Best practice to take an Image of the machine??

If I have to take an image of such a machine (which is off the network now and the password cannot be shared), how do I do?? ?
Currently what I have done is asked the user to create a local user with password and asked the user to share the same.

"Best" is always predicated by your goals and requirements.

For forensic analysis purposes, its always best to remove the drive (if possible), hook it up to a write-blocker, and acquire an image that way. However, often due to business or operational needs, this is not always possible, and some other means needs to be employed. Often a live image can be acquired…as long as it's thoroughly documented, what's the issue?

I’m sure that this is not the best practice coz the virtual memory will be over written(its a guess)

Again, "best" is relative. If this is part of your procedure, so be it. Personally, I would not do this…creating an account modifies the contents of the SAM Registry hive, possibly over-writing pertinent information in hive file slack space. You then have to log out and log back in using that account, meaning that some running processes may be terminated. Then when you log back in, Windows (if that is the OS you're referring to here) creates a profile, as well as adds entries to the Software hive file.

However, if this is part of your documented process, then it's "best" until that process is changed.

If you can't remove the drive, as Harlan suggested, can you reboot the system or have it rebooted? If so, why not use something like Helix with a crossover cable?

If the incident hard disk is a normal desktop then we can plug out the hard disk and acquire an image. But if the incident machine is a laptop then its better to use Helix CD.

But for both the types of machine it requires a reboot… is there any method or setting which i might have to enable on incident machine which can save the data on Virtual memory??

If the incident hard disk is a normal desktop then we can plug out the hard disk and acquire an image. But if the incident machine is a laptop then its better to use Helix CD.

Whether laptop or desktop, I find that the fastest way to make an image is to remove the hard drive and aquire it. Servers that are using RAID are often best with Helix or another boot disk to only avoid the hassle of putting the RAID back together.

But for both the types of machine it requires a reboot… is there any method or setting which i might have to enable on incident machine which can save the data on Virtual memory??

You do not have to reboot the machine to image, just shut it down. Virtual memory is saved in the pagefile but that is constantly changing regardless of whether you shut it down or not. If you are interested in capturing that data before shutting down, a tool such as ProDiscover IR can perform that task.

If the incident hard disk is a normal desktop then we can plug out the hard disk and acquire an image. But if the incident machine is a laptop then its better to use Helix CD.

I agree w/ Greg…

You do not have to reboot the machine to image, just shut it down. Virtual memory is saved in the pagefile but that is constantly changing regardless of whether you shut it down or not. If you are interested in capturing that data before shutting down, a tool such as ProDiscover IR can perform that task.

Not all of the contents of RAM are written to the pagefile; you would need to use a tool such as MDD, winen, win32dd, or FastDump to acquire the contents of physical memory…if XP, you can use Nigilant32. Remotely, you can use ProDiscover or better yet, F-Response.
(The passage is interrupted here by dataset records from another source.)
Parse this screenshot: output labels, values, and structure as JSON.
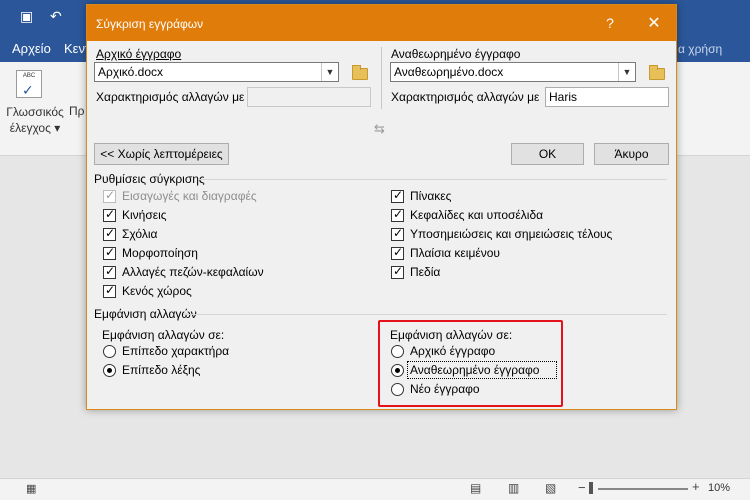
{
  "word": {
    "menu": {
      "file": "Αρχείο",
      "home": "Κεντ"
    },
    "tell_me": "α χρήση",
    "ribbon": {
      "spell_label": "Γλωσσικός έλεγχος",
      "spell_icon_text": "ABC",
      "pr": "Πρ"
    },
    "status": {
      "zoom": "10%"
    }
  },
  "dialog": {
    "title": "Σύγκριση εγγράφων",
    "help": "?",
    "close": "✕",
    "original": {
      "label": "Αρχικό έγγραφο",
      "value": "Αρχικό.docx",
      "changes_label": "Χαρακτηρισμός αλλαγών με",
      "changes_value": ""
    },
    "revised": {
      "label": "Αναθεωρημένο έγγραφο",
      "value": "Αναθεωρημένο.docx",
      "changes_label": "Χαρακτηρισμός αλλαγών με",
      "changes_value": "Haris"
    },
    "buttons": {
      "less": "<< Χωρίς λεπτομέρειες",
      "ok": "OK",
      "cancel": "Άκυρο"
    },
    "comparison_settings": {
      "title": "Ρυθμίσεις σύγκρισης",
      "left": [
        {
          "label": "Εισαγωγές και διαγραφές",
          "checked": true,
          "disabled": true
        },
        {
          "label": "Κινήσεις",
          "checked": true
        },
        {
          "label": "Σχόλια",
          "checked": true
        },
        {
          "label": "Μορφοποίηση",
          "checked": true
        },
        {
          "label": "Αλλαγές πεζών-κεφαλαίων",
          "checked": true
        },
        {
          "label": "Κενός χώρος",
          "checked": true
        }
      ],
      "right": [
        {
          "label": "Πίνακες",
          "checked": true
        },
        {
          "label": "Κεφαλίδες και υποσέλιδα",
          "checked": true
        },
        {
          "label": "Υποσημειώσεις και σημειώσεις τέλους",
          "checked": true
        },
        {
          "label": "Πλαίσια κειμένου",
          "checked": true
        },
        {
          "label": "Πεδία",
          "checked": true
        }
      ]
    },
    "show_changes": {
      "title": "Εμφάνιση αλλαγών",
      "level": {
        "label": "Εμφάνιση αλλαγών σε:",
        "options": [
          {
            "label": "Επίπεδο χαρακτήρα",
            "selected": false
          },
          {
            "label": "Επίπεδο λέξης",
            "selected": true
          }
        ]
      },
      "target": {
        "label": "Εμφάνιση αλλαγών σε:",
        "options": [
          {
            "label": "Αρχικό έγγραφο",
            "selected": false
          },
          {
            "label": "Αναθεωρημένο έγγραφο",
            "selected": true
          },
          {
            "label": "Νέο έγγραφο",
            "selected": false
          }
        ]
      }
    }
  },
  "colors": {
    "word_blue": "#2b579a",
    "dialog_title": "#e07c0a",
    "highlight": "#e4131b"
  }
}
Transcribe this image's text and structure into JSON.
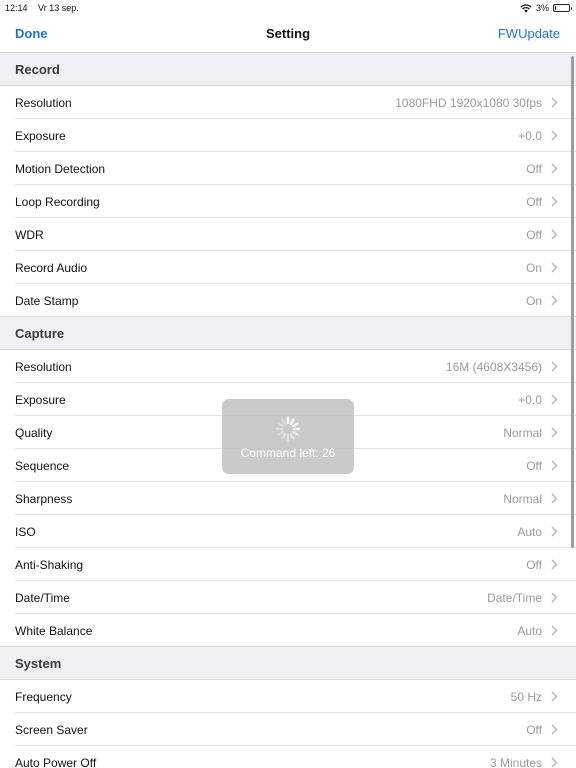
{
  "status_bar": {
    "time": "12:14",
    "date": "Vr 13 sep.",
    "battery": "3%",
    "icons": [
      "wifi-icon",
      "battery-icon"
    ]
  },
  "nav": {
    "left_label": "Done",
    "title": "Setting",
    "right_label": "FWUpdate",
    "accent_color": "#1a73d9"
  },
  "sections": [
    {
      "header": "Record",
      "rows": [
        {
          "label": "Resolution",
          "value": "1080FHD 1920x1080 30fps"
        },
        {
          "label": "Exposure",
          "value": "+0.0"
        },
        {
          "label": "Motion Detection",
          "value": "Off"
        },
        {
          "label": "Loop Recording",
          "value": "Off"
        },
        {
          "label": "WDR",
          "value": "Off"
        },
        {
          "label": "Record Audio",
          "value": "On"
        },
        {
          "label": "Date Stamp",
          "value": "On"
        }
      ]
    },
    {
      "header": "Capture",
      "rows": [
        {
          "label": "Resolution",
          "value": "16M (4608X3456)"
        },
        {
          "label": "Exposure",
          "value": "+0.0"
        },
        {
          "label": "Quality",
          "value": "Normal"
        },
        {
          "label": "Sequence",
          "value": "Off"
        },
        {
          "label": "Sharpness",
          "value": "Normal"
        },
        {
          "label": "ISO",
          "value": "Auto"
        },
        {
          "label": "Anti-Shaking",
          "value": "Off"
        },
        {
          "label": "Date/Time",
          "value": "Date/Time"
        },
        {
          "label": "White Balance",
          "value": "Auto"
        }
      ]
    },
    {
      "header": "System",
      "rows": [
        {
          "label": "Frequency",
          "value": "50 Hz"
        },
        {
          "label": "Screen Saver",
          "value": "Off"
        },
        {
          "label": "Auto Power Off",
          "value": "3 Minutes"
        }
      ]
    }
  ],
  "hud": {
    "text": "Command left: 26",
    "icon": "spinner-icon"
  }
}
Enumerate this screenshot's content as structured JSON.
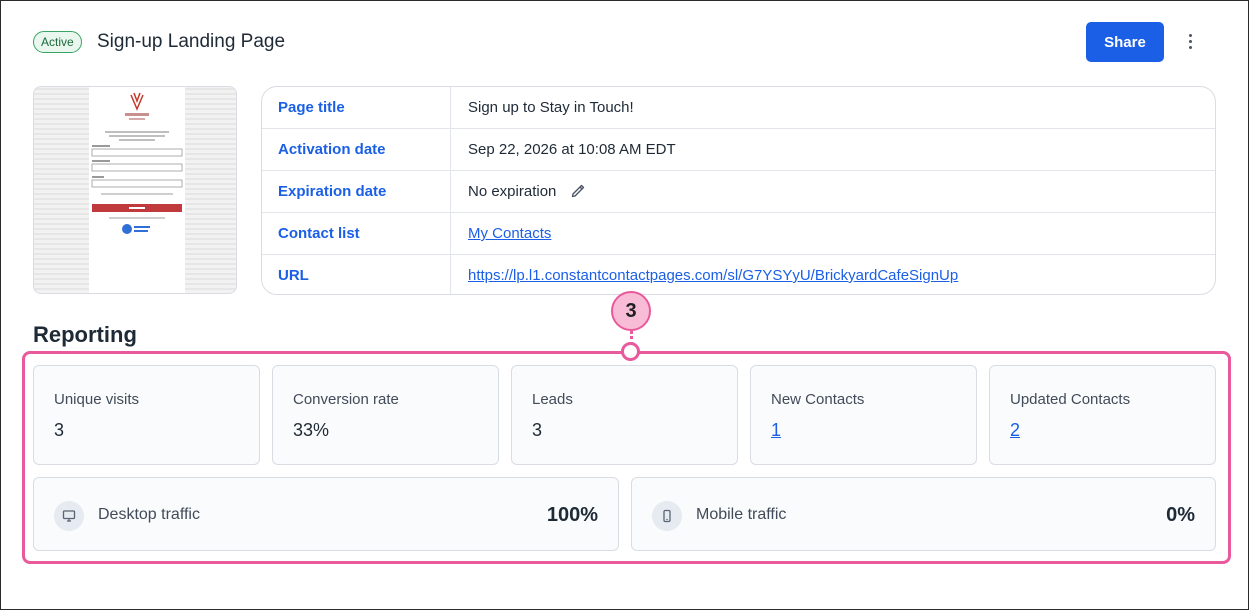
{
  "header": {
    "status_badge": "Active",
    "title": "Sign-up Landing Page",
    "share_label": "Share"
  },
  "details": {
    "rows": [
      {
        "label": "Page title",
        "value": "Sign up to Stay in Touch!"
      },
      {
        "label": "Activation date",
        "value": "Sep 22, 2026 at 10:08 AM EDT"
      },
      {
        "label": "Expiration date",
        "value": "No expiration"
      },
      {
        "label": "Contact list",
        "value": "My Contacts"
      },
      {
        "label": "URL",
        "value": "https://lp.l1.constantcontactpages.com/sl/G7YSYyU/BrickyardCafeSignUp"
      }
    ]
  },
  "reporting": {
    "title": "Reporting",
    "callout_number": "3",
    "stats": [
      {
        "label": "Unique visits",
        "value": "3"
      },
      {
        "label": "Conversion rate",
        "value": "33%"
      },
      {
        "label": "Leads",
        "value": "3"
      },
      {
        "label": "New Contacts",
        "value": "1"
      },
      {
        "label": "Updated Contacts",
        "value": "2"
      }
    ],
    "traffic": [
      {
        "label": "Desktop traffic",
        "value": "100%",
        "icon": "desktop-icon"
      },
      {
        "label": "Mobile traffic",
        "value": "0%",
        "icon": "mobile-icon"
      }
    ]
  },
  "colors": {
    "brand_blue": "#1a5fe6",
    "highlight_pink": "#e85a9c",
    "active_green": "#3aa464"
  }
}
You do not have to reboot the machine to image, just shut it down. Virtual memory is saved in the pagefile but that is constantly changing regardless of whether you shut it down or not. If you are interested in capturing that data before shutting down, a tool such as ProDiscover IR can perform that task.

Not all of the contents of RAM are written to the pagefile; you would need to use a tool such as MDD, winen, win32dd, or FastDump to acquire the contents of physical memory…if XP, you can use Nigilant32. Remotely, you can use ProDiscover or better yet, F-Response.

Good point. Virtual memory is actually the conglomeration of the pagefile and physical memory as well as giving an application the impression that the memory is contiguous.

Right, but that virtual memory is specific to the application, and don't include the kernel objects that track things such as list of processes, ports, etc.

ok..
So depending on the sequence of the incident i will have to choose the appropriate tool take the backup of the physical or virtual memory.

Then shutdown the machine, unplug the hard disk and acquire the image of the the same.

It means that i will have to modify the standard procedure wink

Thanks a lot for the help )

sudha, it all depends on the investigation and what it pertains to, but if your going to get virtual memory etc, then use helix to do everything including the imaging, as you could write to a USB type hard drive, obviously this is not going to be as forensically rigid as it would have been if the drive had been removed.

whilst your doing the memory you could get things like the process list, the application list etc as others have mentioned.

I would take a look at the actual case and on its merits decide on what information is required, for example if the case is related to a compromise of the system then the more live data you can get the better, if its a case regarding emailing of images or misuse of internet then I would consider just imaging the hard drive (i'm not trying to teach you to suck eggs here) - just throwing a few ideas in the proverbial pot.